The simplest view of the New Testament is that it is the oral tradition written down. Scholars argue over the details of the selection process and the scribal copying leading to our earliest surviving manuscripts. Believers may take an interest in such matters, but in the end can always beg the question by asserting that, because God was in charge, the end result is the Gospel truth. Helms reminds us of a more sophisticated view and the significance of that familiar phrase - "according to the Scripture" - which means that "typology, not history, is at work here." The early Christians did not "conduct the kind of historical research that might be done by a modern to find information about Jesus; they had a divinely certified source already in their possession - the Jewish Bible". In an important sense, they created the Old Testament as "a book about Jesus" and Helms shows that time and time again, when they wanted to know what Jesus must have said or done, they went back to Kings or to the Psalms or to Micah.

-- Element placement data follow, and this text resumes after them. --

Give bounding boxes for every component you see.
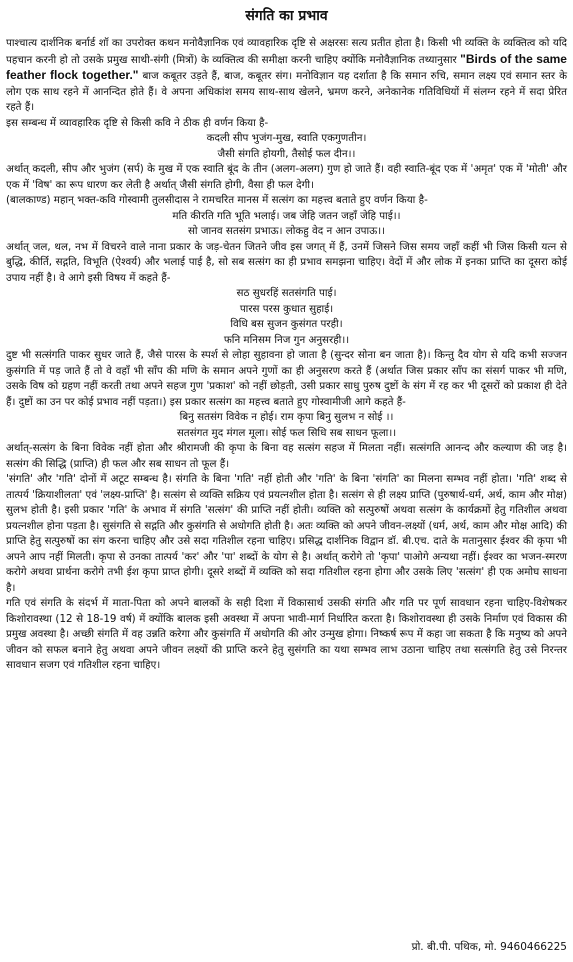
paragraph-intro [6, 36, 567, 116]
article-title: संगति का प्रभाव [245, 8, 328, 24]
verse-1-line-1: कदली सीप भुजंग-मुख, स्वाति एकगुणतीन। [206, 132, 367, 144]
verse-3-line-3: विधि बस सुजन कुसंगत परही। [230, 318, 343, 330]
paragraph-explanation-3: दुष्ट भी सत्संगति पाकर सुधर जाते हैं, जैसे पारस के स्पर्श से लोहा सुहावना हो जाता है (सुन्दर सोना बन जाता है)। किन्तु दैव योग से यदि कभी सज्जन कुसंगति में पड़ जाते हैं तो वे वहाँ भी साँप की मणि के समान अपने गुणों का ही अनुसरण करते हैं (अर्थात जिस प्रकार साँप का संसर्ग पाकर भी मणि, उसके विष को ग्रहण नहीं करती तथा अपने सहज गुण 'प्रकाश' को नहीं छोड़ती, उसी प्रकार साधु पुरुष दुष्टों के संग में रह कर भी दूसरों को प्रकाश ही देते हैं। दुष्टों का उन पर कोई प्रभाव नहीं पड़ता।) इस प्रकार सत्संग का महत्त्व बताते हुए गोस्वामीजी आगे कहते हैं- [6, 349, 567, 408]
verse-2-line-1: मति कीरति गति भूति भलाई। जब जेहि जतन जहाँ जेहि पाई।। [172, 209, 401, 222]
paragraph-intro-part2: बाज कबूतर उड़ते हैं, बाज, कबूतर संग। मनोविज्ञान यह दर्शाता है कि समान रुचि, समान लक्ष्य एवं समान स्तर के लोग एक साथ रहने में आनन्दित होते हैं। वे अपना अधिकांश समय साथ-साथ खेलने, भ्रमण करने, अनेकानेक गतिविधियों में संलग्न रहने में सदा प्रेरित रहते हैं। [6, 70, 567, 113]
paragraph-sangati-gati: 'संगति' और 'गति' दोनों में अटूट सम्बन्ध है। संगति के बिना 'गति' नहीं होती और 'गति' के बिना 'संगति' का मिलना सम्भव नहीं होता। 'गति' शब्द से तात्पर्य 'क्रियाशीलता' एवं 'लक्ष्य-प्राप्ति' है। सत्संग से व्यक्ति सक्रिय एवं प्रयत्नशील होता है। सत्संग से ही लक्ष्य प्राप्ति (पुरुषार्थ-धर्म, अर्थ, काम और मोक्ष) सुलभ होती है। इसी प्रकार 'गति' के अभाव में संगति 'सत्संग' की प्राप्ति नहीं होती। व्यक्ति को सत्पुरुषों अथवा सत्संग के कार्यक्रमों हेतु गतिशील अथवा प्रयत्नशील होना पड़ता है। सुसंगति से सद्गति और कुसंगति से अधोगति होती है। अतः व्यक्ति को अपने जीवन-लक्ष्यों (धर्म, अर्थ, काम और मोक्ष आदि) की प्राप्ति हेतु सत्पुरुषों का संग करना चाहिए और उसे सदा गतिशील रहना चाहिए। प्रसिद्ध दार्शनिक विद्वान डॉ. बी.एच. दाते के मतानुसार ईश्वर की कृपा भी अपने आप नहीं मिलती। कृपा से उनका तात्पर्य 'कर' और 'पा' शब्दों के योग से है। अर्थात् करोगे तो 'कृपा' पाओगे अन्यथा नहीं। ईश्वर का भजन-स्मरण करोगे अथवा प्रार्थना करोगे तभी ईश कृपा प्राप्त होगी। दूसरे शब्दों में व्यक्ति को सदा गतिशील रहना होगा और उसके लिए 'सत्संग' ही एक अमोघ साधना है। [6, 473, 567, 594]
verse-4-line-1: बिनु सतसंग विवेक न होई। राम कृपा बिनु सुलभ न सोई ।। [179, 411, 394, 423]
paragraph-intro-part1: पाश्चात्य दार्शनिक बर्नार्ड शॉ का उपरोक्त कथन मनोवैज्ञानिक एवं व्यावहारिक दृष्टि से अक्षरसः सत्य प्रतीत होता है। किसी भी व्यक्ति के व्यक्तित्व को यदि पहचान करनी हो तो उसके प्रमुख साथी-संगी (मित्रों) के व्यक्तित्व की समीक्षा करनी चाहिए क्योंकि मनोवैज्ञानिक तथ्यानुसार [6, 37, 567, 66]
english-proverb: "Birds of the same feather flock together." [6, 51, 567, 82]
paragraph-explanation-2: अर्थात् जल, थल, नभ में विचरने वाले नाना प्रकार के जड़-चेतन जितने जीव इस जगत् में हैं, उनमें जिसने जिस समय जहाँ कहीं भी जिस किसी यत्न से बुद्धि, कीर्ति, सद्गति, विभूति (ऐश्वर्य) और भलाई पाई है, सो सब सत्संग का ही प्रभाव समझना चाहिए। वेदों में और लोक में इनका प्राप्ति का दूसरा कोई उपाय नहीं है। वे आगे इसी विषय में कहते हैं- [6, 240, 567, 284]
paragraph-lead-in-1: इस सम्बन्ध में व्यावहारिक दृष्टि से किसी कवि ने ठीक ही वर्णन किया है- [6, 116, 269, 129]
author-signature: प्रो. बी.पी. पथिक, मो. 9460466225 [411, 941, 567, 953]
verse-1-line-2: जैसी संगति होयगी, तैसोई फल दीन।। [217, 147, 356, 160]
verse-3-line-4: फनि मनिसम निज गुन अनुसरही।। [223, 333, 350, 346]
verse-3-line-1: सठ सुधरहिं सतसंगति पाई। [236, 287, 337, 299]
paragraph-explanation-1: अर्थात् कदली, सीप और भुजंग (सर्प) के मुख में एक स्वाति बूंद के तीन (अलग-अलग) गुण हो जाते हैं। वही स्वाति-बूंद एक में 'अमृत' एक में 'मोती' और एक में 'विष' का रूप धारण कर लेती है अर्थात् जैसी संगति होगी, वैसा ही फल देगी। [6, 163, 567, 191]
paragraph-conclusion: गति एवं संगति के संदर्भ में माता-पिता को अपने बालकों के सही दिशा में विकासार्थ उसकी संगति और गति पर पूर्ण सावधान रहना चाहिए-विशेषकर किशोरावस्था (12 से 18-19 वर्ष) में क्योंकि बालक इसी अवस्था में अपना भावी-मार्ग निर्धारित करता है। किशोरावस्था ही उसके निर्माण एवं विकास की प्रमुख अवस्था है। अच्छी संगति में वह उन्नति करेगा और कुसंगति में अधोगति की ओर उन्मुख होगा। निष्कर्ष रूप में कहा जा सकता है कि मनुष्य को अपने जीवन को सफल बनाने हेतु अथवा अपने जीवन लक्ष्यों की प्राप्ति करने हेतु सुसंगति का यथा सम्भव लाभ उठाना चाहिए तथा सत्संगति हेतु उसे निरन्तर सावधान सजग एवं गतिशील रहना चाहिए। [6, 597, 567, 671]
verse-2-line-2: सो जानव सतसंग प्रभाऊ। लोकहु वेद न आन उपाऊ।। [187, 225, 386, 237]
paragraph-explanation-4: अर्थात्-सत्संग के बिना विवेक नहीं होता और श्रीरामजी की कृपा के बिना वह सत्संग सहज में मिलता नहीं। सत्संगति आनन्द और कल्याण की जड़ है। सत्संग की सिद्धि (प्राप्ति) ही फल और सब साधन तो फूल हैं। [6, 442, 567, 470]
verse-4-line-2: सतसंगत मुद मंगल मूला। सोई फल सिधि सब साधन फूला।। [176, 426, 397, 439]
paragraph-lead-in-2: (बालकाण्ड) महान् भक्त-कवि गोस्वामी तुलसीदास ने रामचरित मानस में सत्संग का महत्त्व बताते हुए वर्णन किया है- [6, 194, 428, 206]
verse-3-line-2: पारस परस कुधात सुहाई। [239, 302, 334, 315]
article-body [6, 36, 567, 674]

Consider, for example, the story of Jesus' agony in the garden of Gethsemane, "one of the most moving fictional creations in the New Testament." By now (if not before), many Christians will have tossed the book aside in disgust at the use of the "f" word. But even they must grant that this "account is obviously fictional, since there could have been no witnesses to Jesus' agony in the garden after he left his followers; they were all... asleep." Helms argues that "Jesus' emotional agony was part of the typological fiction" and traces the story back to "Elijah's fleeing from Ahab and Jezebel". Luke's version reveals "in its vocabulary a dependence on Septuagint III Kings and thus the origins of the story".

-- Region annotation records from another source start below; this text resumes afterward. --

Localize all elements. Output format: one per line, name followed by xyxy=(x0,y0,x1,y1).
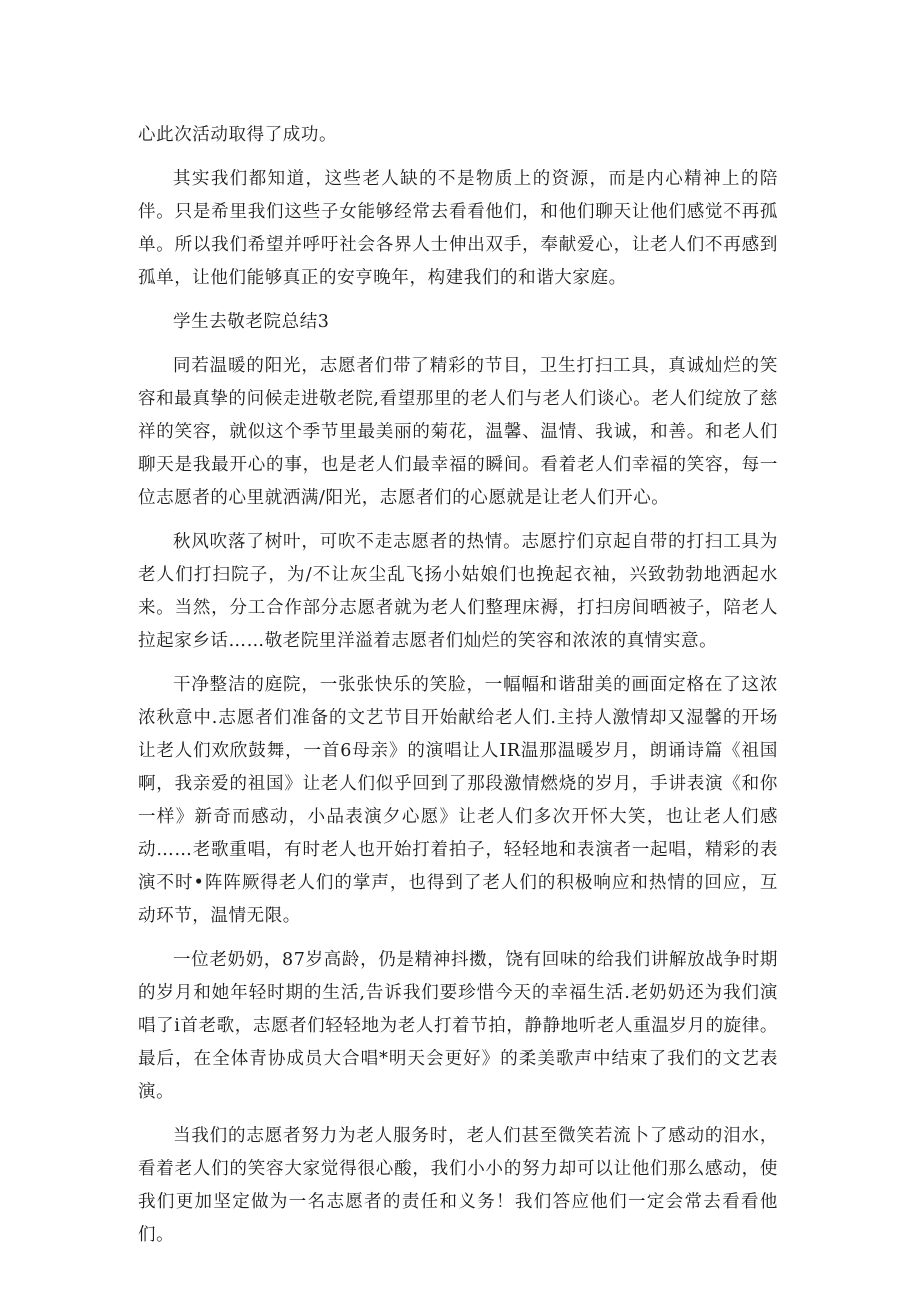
document-body xyxy=(138,119,778,1263)
paragraph-continuation: 心此次活动取得了成功。 xyxy=(138,125,338,145)
paragraph-cleaning: 秋风吹落了树叶，可吹不走志愿者的热情。志愿拧们京起自带的打扫工具为老人们打扫院子，为/不让灰尘乱飞扬小姑娘们也挽起衣袖，兴致勃勃地洒起水来。当然，分工合作部分志愿者就为老人们整理床褥，打扫房间晒被子，陪老人拉起家乡话……敬老院里洋溢着志愿者们灿烂的笑容和浓浓的真情实意。 xyxy=(138,532,778,651)
paragraph-grandmother: 一位老奶奶，87岁高龄，仍是精神抖擞，饶有回味的给我们讲解放战争时期的岁月和她年轻时期的生活,告诉我们要珍惜今天的幸福生活.老奶奶还为我们演唱了i首老歌，志愿者们轻轻地为老人打着节拍，静静地听老人重温岁月的旋律。最后，在全体青协成员大合唱*明天会更好》的柔美歌声中结束了我们的文艺表演。 xyxy=(138,950,778,1102)
section-heading: 学生去敬老院总结3 xyxy=(173,312,330,332)
paragraph-conclusion: 当我们的志愿者努力为老人服务时，老人们甚至微笑若流卜了感动的泪水，看着老人们的笑容大家觉得很心酸，我们小小的努力却可以让他们那么感动，使我们更加坚定做为一名志愿者的责任和义务！我们答应他们一定会常去看看他们。 xyxy=(138,1126,778,1245)
paragraph-visit: 同若温暖的阳光，志愿者们带了精彩的节目，卫生打扫工具，真诚灿烂的笑容和最真挚的问候走进敬老院,看望那里的老人们与老人们谈心。老人们绽放了慈祥的笑容，就似这个季节里最美丽的菊花，温馨、温情、我诚，和善。和老人们聊天是我最开心的事，也是老人们最幸福的瞬间。看着老人们幸福的笑容，每一位志愿者的心里就洒满/阳光，志愿者们的心愿就是让老人们开心。 xyxy=(138,356,778,508)
paragraph-performance: 干净整洁的庭院，一张张快乐的笑脸，一幅幅和谐甜美的画面定格在了这浓浓秋意中.志愿者们准备的文艺节目开始献给老人们.主持人激情却又湿馨的开场让老人们欢欣鼓舞，一首6母亲》的演唱让人IR温那温暖岁月，朗诵诗篇《祖国啊，我亲爱的祖国》让老人们似乎回到了那段激情燃烧的岁月，手讲表演《和你一样》新奇而感动，小品表演夕心愿》让老人们多次开怀大笑，也让老人们感动……老歌重唱，有时老人也开始打着拍子，轻轻地和表演者一起唱，精彩的表演不时•阵阵厥得老人们的掌声，也得到了老人们的积极响应和热情的回应，互动环节，温情无限。 xyxy=(138,675,778,926)
paragraph-companionship: 其实我们都知道，这些老人缺的不是物质上的资源，而是内心精神上的陪伴。只是希里我们这些子女能够经常去看看他们，和他们聊天让他们感觉不再孤单。所以我们希望并呼吁社会各界人士伸出双手，奉献爱心，让老人们不再感到孤单，让他们能够真正的安亨晚年，构建我们的和谐大家庭。 xyxy=(138,169,778,288)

As for one of the most important events described in the canonical Gospels, not only do we not know when Jesus died - was it "the afternoon before Passover or the afternoon after"? - we cannot know what his dying words were. It is "not that we have too little information, but that we have too much." Helms cites three candidates from the four evangelists: "each narrative implicitly argues that the others are fictional." Luke, for example, "knew perfectly well what Mark had written as the dying words of Jesus" but "he created new ones more suitable to his understanding of what the death of Jesus meant".
At the beginning of his ministry, Jesus is said to have been baptized by John, but again the accounts vary in interesting ways. Mark simply presents Jesus as no different to any other repentant sinner seeking baptism. Matthew and Luke find this unsatisfactory and "set about rewriting and correcting" the first Gospel. By the time their Gospels were being composed, Mark's theology was already old-fashioned and even smacked of the adoptionist heresy. Developing theology drove the creative process. Matthew invents a dramatic scene not present in Mark: when Jesus "came to John to be baptized by him, John tried to dissuade him." Matthew also reads Mark "with a close critical eye" and drops the verse from Malachi that Mark wrongly attributes to Isaiah. Such editing was permitted since Mark "was not yet accepted as canonical Scripture and thus could be changed at need."
This excellent work deserves to be read by believers and non-believers alike. Common responses to its title - "Well, obviously!" and "Typical militant atheism!" - will unfortunately keep its appeal for either group limited. This is not about how we can all enjoy a well-turned phrase or an instructive parable even if we reject the supernatural claims of the Bible, and it's not dismissing the Bible as a pack of lies. By fiction Helms means "a narrative whose purpose is less to describe the past than to affect the present" and so, since literature can create meaning all the way from the frivolous to the profound, there is meaning in the Bible open to all. Where believers suffer for their faith is in mistakenly thinking that if their beliefs are not historically true then they can have no meaning.
Christians today - given the multiplicity of their sects - are well aware of the perils of interpretation and probably wish they could return to a pristine age before heterodoxy took hold. But there never was such an age, and the remarkable fact is that interpretation is at the core of their religion, not just one evangelist interpreting another but also interpreting scripture itself to write fiction. Call it revelation if you like, this is still the literary instinct at work. The difference between the postmortem careers of Jesus and Apollonius lies in the literary artists who wrote down the stories. Left as words in the air the stories about Jesus would have long since vanished from this earth. The crime of faith has always been to interpret such fiction as fact.